Sıcakta... Sahiden... Enikonu tanınmaz oluyorum biliyor musun? İçimden bambaşka... Nasıl anlatsam... Acayip bir ben çıkıyor. Bu tip durumlarımda ortadan kaybolmak istiyorum. Hoş, ben her türlü tuhaflığıma alışığımdır alışmasına da... Beni normal insan görünme mecburiyeti daha fena yoruyor. Bak şimdi...  Rüzgâr günlerdir görünmüyorsa... Yaz güneşi ortalığı cayır cayır kavurmaktaysa... Şeyy... Tehditkâr bir hava takınmak istemem ama, enerjisini rüzgardan alan bencileyin biri için gözü dönme çanları çalıyor demektir yani öyle söyleyeyim. Bugün eskaza biri karşıma çıkıp, beni durdurmaya kalsa... Ne biliyim, "Biz burada çalışıyoruz sinyorita, sen nereye?" dese mesela... Hilafım yok, hayali tabancamı çıkarırım, dan dan dan vurabilirim valla... Öyle böyle değil... 

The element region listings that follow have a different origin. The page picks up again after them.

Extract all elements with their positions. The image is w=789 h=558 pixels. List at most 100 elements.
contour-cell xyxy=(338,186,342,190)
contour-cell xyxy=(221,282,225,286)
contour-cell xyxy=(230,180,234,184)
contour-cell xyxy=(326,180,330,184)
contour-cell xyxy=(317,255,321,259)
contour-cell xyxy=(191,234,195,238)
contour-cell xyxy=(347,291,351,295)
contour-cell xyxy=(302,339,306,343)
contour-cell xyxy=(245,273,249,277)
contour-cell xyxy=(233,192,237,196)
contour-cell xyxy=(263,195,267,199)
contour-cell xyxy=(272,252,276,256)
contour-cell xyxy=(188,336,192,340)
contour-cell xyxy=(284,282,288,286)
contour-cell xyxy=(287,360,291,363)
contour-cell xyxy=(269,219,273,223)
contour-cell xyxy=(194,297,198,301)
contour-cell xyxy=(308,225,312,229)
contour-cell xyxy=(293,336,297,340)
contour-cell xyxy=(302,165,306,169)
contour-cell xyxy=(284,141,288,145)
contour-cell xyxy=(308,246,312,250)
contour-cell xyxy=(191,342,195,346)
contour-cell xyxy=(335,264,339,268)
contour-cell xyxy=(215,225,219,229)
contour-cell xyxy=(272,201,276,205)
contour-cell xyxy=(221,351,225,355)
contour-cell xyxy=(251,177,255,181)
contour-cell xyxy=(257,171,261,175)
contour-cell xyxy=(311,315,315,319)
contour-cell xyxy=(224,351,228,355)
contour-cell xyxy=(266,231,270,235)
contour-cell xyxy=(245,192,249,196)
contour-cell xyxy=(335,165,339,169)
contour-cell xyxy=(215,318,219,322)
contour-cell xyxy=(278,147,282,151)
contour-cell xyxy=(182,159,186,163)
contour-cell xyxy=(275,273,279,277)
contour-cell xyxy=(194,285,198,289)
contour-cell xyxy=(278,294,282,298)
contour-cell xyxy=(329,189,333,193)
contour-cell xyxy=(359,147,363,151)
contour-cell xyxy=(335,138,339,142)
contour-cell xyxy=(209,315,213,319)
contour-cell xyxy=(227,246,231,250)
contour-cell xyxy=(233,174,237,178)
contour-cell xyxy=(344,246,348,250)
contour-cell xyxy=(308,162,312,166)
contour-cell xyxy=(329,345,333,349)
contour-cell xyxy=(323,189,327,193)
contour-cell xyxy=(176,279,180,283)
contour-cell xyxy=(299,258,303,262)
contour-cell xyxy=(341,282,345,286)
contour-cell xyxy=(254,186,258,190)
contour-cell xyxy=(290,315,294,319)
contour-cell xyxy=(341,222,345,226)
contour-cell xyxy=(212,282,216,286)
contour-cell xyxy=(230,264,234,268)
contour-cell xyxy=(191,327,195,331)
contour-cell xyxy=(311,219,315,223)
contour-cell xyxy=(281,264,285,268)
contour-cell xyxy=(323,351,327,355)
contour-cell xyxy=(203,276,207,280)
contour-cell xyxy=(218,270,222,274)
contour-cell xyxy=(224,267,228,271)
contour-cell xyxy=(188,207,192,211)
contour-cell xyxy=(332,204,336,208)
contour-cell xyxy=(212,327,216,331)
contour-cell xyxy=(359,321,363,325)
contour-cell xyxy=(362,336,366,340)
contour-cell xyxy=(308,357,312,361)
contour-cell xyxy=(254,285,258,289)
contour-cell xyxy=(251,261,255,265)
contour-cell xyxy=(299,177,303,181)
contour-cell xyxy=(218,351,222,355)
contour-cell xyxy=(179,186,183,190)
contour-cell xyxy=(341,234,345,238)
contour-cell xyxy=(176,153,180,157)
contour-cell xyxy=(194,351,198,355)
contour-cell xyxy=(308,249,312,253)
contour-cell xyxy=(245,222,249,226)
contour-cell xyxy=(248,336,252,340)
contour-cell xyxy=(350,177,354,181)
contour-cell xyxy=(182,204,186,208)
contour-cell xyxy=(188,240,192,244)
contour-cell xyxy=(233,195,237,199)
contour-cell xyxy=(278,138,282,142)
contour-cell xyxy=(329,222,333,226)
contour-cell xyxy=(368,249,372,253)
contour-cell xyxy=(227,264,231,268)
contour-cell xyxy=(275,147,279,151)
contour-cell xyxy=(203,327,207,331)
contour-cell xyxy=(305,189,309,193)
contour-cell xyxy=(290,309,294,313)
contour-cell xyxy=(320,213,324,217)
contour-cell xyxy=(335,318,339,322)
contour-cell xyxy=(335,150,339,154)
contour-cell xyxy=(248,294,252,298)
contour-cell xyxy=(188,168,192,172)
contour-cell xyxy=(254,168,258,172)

Nasıl oldu bilmiyorum. Arabam bizim köyün havuzunun önünde durdu. Bagajdaki mayomu, havlumu, terliğimi elime aldım.  Sosyal tesisteki çilli çocuğa "Amigo, orta şekerli bir kahve lütfen." diye bağırdım. Çilli çocuk muzipçe gülümsedi. "Tamam sinyorita, emrin olur." dedi. 

Şu anda hayali havuzun dibindeyim. Su nasıl biliyor musun? Buz mu atmışlar ne? Çivi! Çivi! Oh ya! Ancak kendime geldim!

Hey! Kahve molam bitti. İşe dönmeliyim:) 

1 Mart 2012 Perşembe

Ve Soğuk Ve Mart Ve Hissetmek


Şimdi hava böyle soğuk ve karlı olunca... Canım ne istedi biliyor musun? Sıcacık bir memlekete yolculuk etmek... Bu gece... Yemek işim bitince... Isınamadım nedense... Güzelcene çay demledim. Kız belli bardağa koyduğum çayı yudumlaya yudumlaya çalışma odama geçtim. Kocaman pembe polar sabahlığımı üzerime geçirdim.  Hakkını vermeliyim... Bu sabahlık, kaç mevsimdir  ilgimi bekliyordu kim bilir? Onu şımartmalı, neşelendirmeliydim. Canım ya...  Sabahlığıma iyice sarındım, sarmalandım. Ne yalan söyleyeyim sevindiğini hissettim.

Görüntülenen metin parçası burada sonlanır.